Has anyone seen this? I heard about it in my searches and this is really something to have, if you're wanting to confront this issue. WOW.

I'd never seen either Dr. Walter Martin or Dr. Calvin Beisner before, but they have both played the man and have really made a lot of sense in their defense of the Triune God.

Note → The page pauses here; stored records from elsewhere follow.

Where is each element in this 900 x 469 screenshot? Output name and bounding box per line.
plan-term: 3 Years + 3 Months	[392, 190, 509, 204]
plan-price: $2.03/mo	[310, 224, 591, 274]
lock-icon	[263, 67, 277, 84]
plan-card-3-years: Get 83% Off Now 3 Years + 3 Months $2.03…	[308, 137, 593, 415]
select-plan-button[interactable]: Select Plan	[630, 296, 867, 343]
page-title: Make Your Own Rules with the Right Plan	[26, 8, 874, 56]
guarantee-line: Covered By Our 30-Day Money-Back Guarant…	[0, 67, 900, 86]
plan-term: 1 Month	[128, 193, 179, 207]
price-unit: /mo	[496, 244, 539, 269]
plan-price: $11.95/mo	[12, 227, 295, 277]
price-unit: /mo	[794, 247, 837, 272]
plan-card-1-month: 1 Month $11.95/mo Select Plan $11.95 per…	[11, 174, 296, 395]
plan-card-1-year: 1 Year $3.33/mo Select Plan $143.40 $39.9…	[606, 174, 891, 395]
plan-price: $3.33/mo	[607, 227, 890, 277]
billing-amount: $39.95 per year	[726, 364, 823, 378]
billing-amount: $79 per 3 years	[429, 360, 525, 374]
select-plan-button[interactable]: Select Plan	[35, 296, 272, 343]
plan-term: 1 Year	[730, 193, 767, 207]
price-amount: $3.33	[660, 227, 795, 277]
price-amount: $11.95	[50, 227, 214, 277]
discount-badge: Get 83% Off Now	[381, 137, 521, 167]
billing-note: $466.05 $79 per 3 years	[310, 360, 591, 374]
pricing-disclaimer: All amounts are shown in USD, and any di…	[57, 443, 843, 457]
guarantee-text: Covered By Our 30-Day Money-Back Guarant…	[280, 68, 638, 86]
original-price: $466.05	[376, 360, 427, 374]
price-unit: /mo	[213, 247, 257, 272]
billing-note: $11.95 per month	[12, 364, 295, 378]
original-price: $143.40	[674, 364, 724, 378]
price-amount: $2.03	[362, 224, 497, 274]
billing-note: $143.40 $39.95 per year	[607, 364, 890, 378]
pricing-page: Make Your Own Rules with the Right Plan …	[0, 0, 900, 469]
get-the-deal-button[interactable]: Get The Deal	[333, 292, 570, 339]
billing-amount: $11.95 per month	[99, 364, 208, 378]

In a way, this is really frustrating. "Deal with '_pros_' being a personal preposition" "I never said I disparage Greek scholarship!" "Why aren't you dealing with '_pros_'?" "Whatever the Greek says here, what about the OT? It says that God created the world ALONE!" etc, etc

Very helpful. That Dr. Beisner guy is slick. I'd like to know more about him in the future.


----------



## ChristopherPaul (Mar 1, 2007)

For some reason this site is blocked by my company.


----------



## polemic_turtle (Mar 1, 2007)

Believe me, you're missing out this time! Perhaps you can try it again at home.

I'm currently watching program 5; the Oneness fellows just mentioned the early church and Dr. Martin just smiled and mentioned that "Cal" had written quite a lot upon that and that his( Dr. Martin ) doctoral dissertation was upon the heresies which tormented the church for the first 5 centuries. They were quite welcome to discuss the topic, if they so wished. 

I've ordered all 9 programs and will probably purchase it again on DVD for lending it to friends when and if the right time comes up. These orthodox fellows know what I need to know! Who else has ever told me that the "plurality of majesty" concept was created in the 13th century A.D. by kings who wished to communicated a divine right? If true, then Gen. 1:1 begins Holy Writ with a glimpse of the Holy Trinity! WOW! Praise the Lord for His wise gifts to His church! Scholarship! Incredible familiarity with the Scriptures! Full leveraging of the orginal languages! Praise God Triune!

Just so you know, I've been trying to deal with this particular error for some months now. This whole thing ( Oneness in its modern manifestation ) started from a misunderstanding of Matthew 28:19's singular "name" and after that Christology, soteriology, eschatology, and other doctrines have slipped and fallen to their knees in forced worship of this new interpretation / hermeneutic. It has far reaching consequences which I'm only beginning to understand.


----------